Unsurprisingly, high prices, battery charging times/range and poor charging infrastructure (particularly here in the UK which remains a laggard compared to other European countries) remain the key stumbling blocks for those considering the purchase of an EV. I have also noticed an increased awareness amongst buyers that all vehicles – EVs included – are guilty of CO2 emissions. In the case of EVs, CO2 emissions exist through complex manufacturing processes, including the mining of rare metals used in the lithium-ion batteries of EVs. Further, EVs aren’t immune to brake wear, tyre wear and general road decay which, when added up, contribute half of the particle pollution from road transport, according to a report by our very own government’s air quality expert group back in 2019. That’s a lot, and EVs are not exempt to these charges.
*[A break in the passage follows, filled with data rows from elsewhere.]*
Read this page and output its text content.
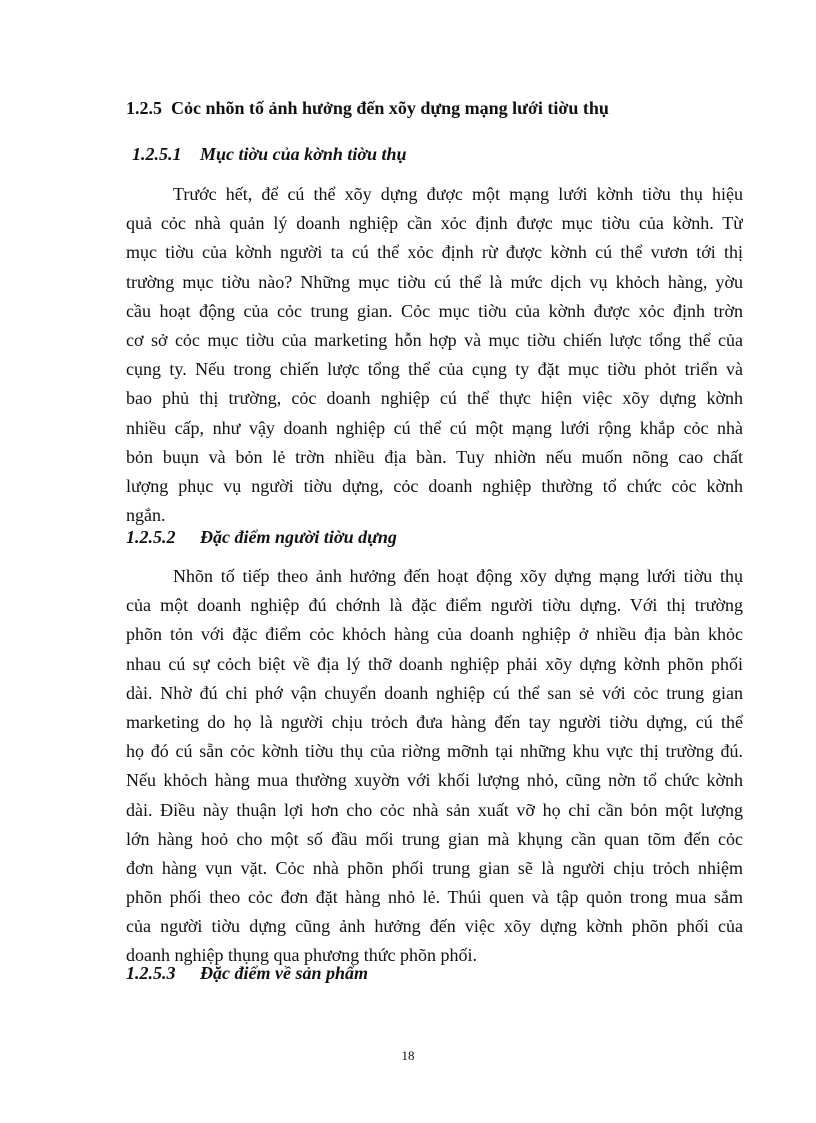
1.2.5 Cỏc nhõn tố ảnh hưởng đến xõy dựng mạng lưới tiờu thụ
1.2.5.1 Mục tiờu của kờnh tiờu thụ
Trước hết, để cú thể xõy dựng được một mạng lưới kờnh tiờu thụ hiệu
quả cỏc nhà quản lý doanh nghiệp cần xỏc định được mục tiờu của kờnh. Từ
mục tiờu của kờnh người ta cú thể xỏc định rừ được kờnh cú thể vươn tới thị
trường mục tiờu nào? Những mục tiờu cú thể là mức dịch vụ khỏch hàng, yờu
cầu hoạt động của cỏc trung gian. Cỏc mục tiờu của kờnh được xỏc định trờn
cơ sở cỏc mục tiờu của marketing hỗn hợp và mục tiờu chiến lược tổng thể của
cụng ty. Nếu trong chiến lược tổng thể của cụng ty đặt mục tiờu phỏt triển và
bao phủ thị trường, cỏc doanh nghiệp cú thể thực hiện việc xõy dựng kờnh
nhiều cấp, như vậy doanh nghiệp cú thể cú một mạng lưới rộng khắp cỏc nhà
bỏn buụn và bỏn lẻ trờn nhiều địa bàn. Tuy nhiờn nếu muốn nõng cao chất
lượng phục vụ người tiờu dựng, cỏc doanh nghiệp thường tổ chức cỏc kờnh
ngắn.
1.2.5.2 Đặc điểm người tiờu dựng
Nhõn tố tiếp theo ảnh hưởng đến hoạt động xõy dựng mạng lưới tiờu thụ
của một doanh nghiệp đú chớnh là đặc điểm người tiờu dựng. Với thị trường
phõn tỏn với đặc điểm cỏc khỏch hàng của doanh nghiệp ở nhiều địa bàn khỏc
nhau cú sự cỏch biệt về địa lý thỡ doanh nghiệp phải xõy dựng kờnh phõn phối
dài. Nhờ đú chi phớ vận chuyển doanh nghiệp cú thể san sẻ với cỏc trung gian
marketing do họ là người chịu trỏch đưa hàng đến tay người tiờu dựng, cú thể
họ đó cú sẵn cỏc kờnh tiờu thụ của riờng mỡnh tại những khu vực thị trường đú.
Nếu khỏch hàng mua thường xuyờn với khối lượng nhỏ, cũng nờn tổ chức kờnh
dài. Điều này thuận lợi hơn cho cỏc nhà sản xuất vỡ họ chỉ cần bỏn một lượng
lớn hàng hoỏ cho một số đầu mối trung gian mà khụng cần quan tõm đến cỏc
đơn hàng vụn vặt. Cỏc nhà phõn phối trung gian sẽ là người chịu trỏch nhiệm
phõn phối theo cỏc đơn đặt hàng nhỏ lẻ. Thúi quen và tập quỏn trong mua sắm
của người tiờu dựng cũng ảnh hưởng đến việc xõy dựng kờnh phõn phối của
doanh nghiệp thụng qua phương thức phõn phối.
1.2.5.3 Đặc điểm về sản phẩm

18
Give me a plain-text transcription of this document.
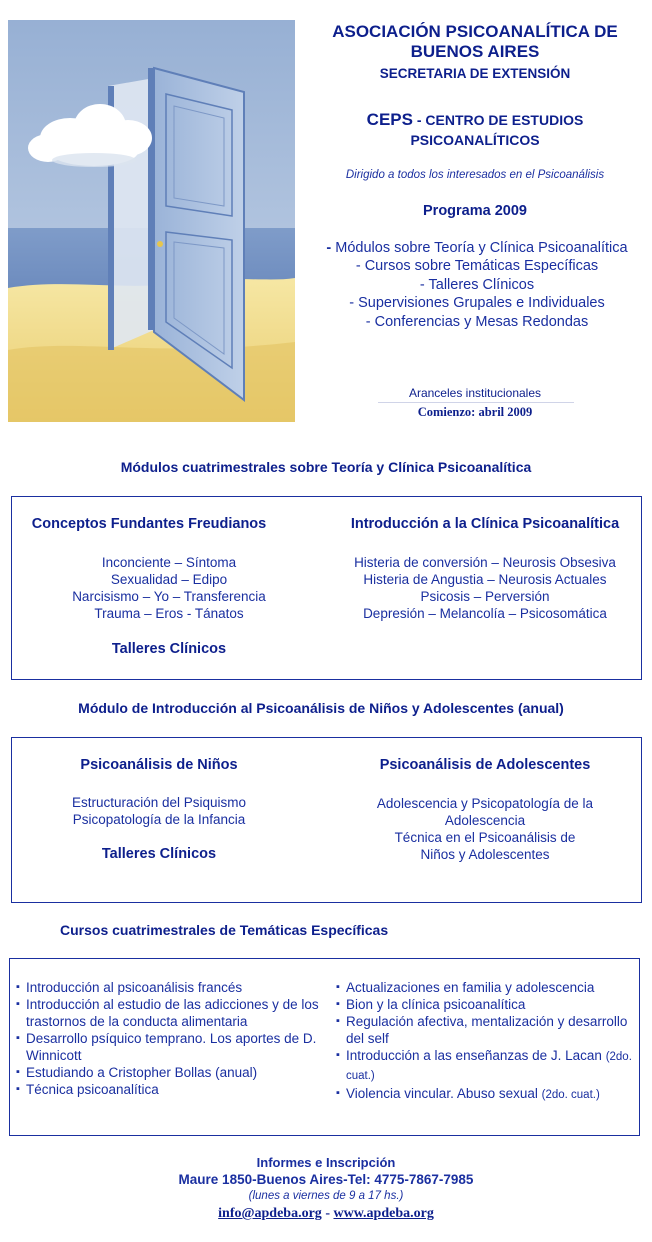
ASOCIACIÓN PSICOANALÍTICA DE BUENOS AIRES
SECRETARIA DE EXTENSIÓN
CEPS - CENTRO DE ESTUDIOS PSICOANALÍTICOS
Dirigido a todos los interesados en el Psicoanálisis
Programa 2009
- Módulos sobre Teoría y Clínica Psicoanalítica
- Cursos sobre Temáticas Específicas
- Talleres Clínicos
- Supervisiones Grupales e Individuales
- Conferencias y Mesas Redondas
Aranceles institucionales
Comienzo: abril 2009
Módulos cuatrimestrales sobre Teoría y Clínica Psicoanalítica
Conceptos Fundantes Freudianos	Introducción a la Clínica Psicoanalítica
Inconciente – Síntoma
Sexualidad – Edipo
Narcisismo – Yo – Transferencia
Trauma – Eros - Tánatos
Histeria de conversión – Neurosis Obsesiva
Histeria de Angustia – Neurosis Actuales
Psicosis – Perversión
Depresión – Melancolía – Psicosomática
Talleres Clínicos
Módulo de Introducción al Psicoanálisis de Niños y Adolescentes (anual)
Psicoanálisis de Niños	Psicoanálisis de Adolescentes
Estructuración del Psiquismo
Psicopatología de la Infancia
Adolescencia y Psicopatología de la
Adolescencia
Técnica en el Psicoanálisis de
Niños y Adolescentes
Talleres Clínicos
Cursos cuatrimestrales de Temáticas Específicas
▪ Introducción al psicoanálisis francés
▪ Introducción al estudio de las adicciones y de los trastornos de la conducta alimentaria
▪ Desarrollo psíquico temprano. Los aportes de D. Winnicott
▪ Estudiando a Cristopher Bollas (anual)
▪ Técnica psicoanalítica
▪ Actualizaciones en familia y adolescencia
▪ Bion y la clínica psicoanalítica
▪ Regulación afectiva, mentalización y desarrollo del self
▪ Introducción a las enseñanzas de J. Lacan (2do. cuat.)
▪ Violencia vincular. Abuso sexual (2do. cuat.)
Informes e Inscripción
Maure 1850-Buenos Aires-Tel: 4775-7867-7985
(lunes a viernes de 9 a 17 hs.)
info@apdeba.org - www.apdeba.org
And yet the perceived environmental benefits, particularly in city centres, for a society to roll exclusively in BEVs are clear; we all want to breathe air that is free from the exhaust smoke emitted from the tailpipes of either petrol or diesel cars. However, with only 5.4% of vehicles sold year to date being BEVs, something tells me that we could be driving our current petrols and diesels for longer than policy makers want us to. Aside from the need for better battery technology to allay consumer concerns, greater government subsidies and improved infrastructure are crucial to get all of us to buy an electric vehicle. And yet with our economy in a weakened state because of Covid19 plus the inevitable economic challenges that will come with Brexit, something tells me that EVs won’t be driving the agenda.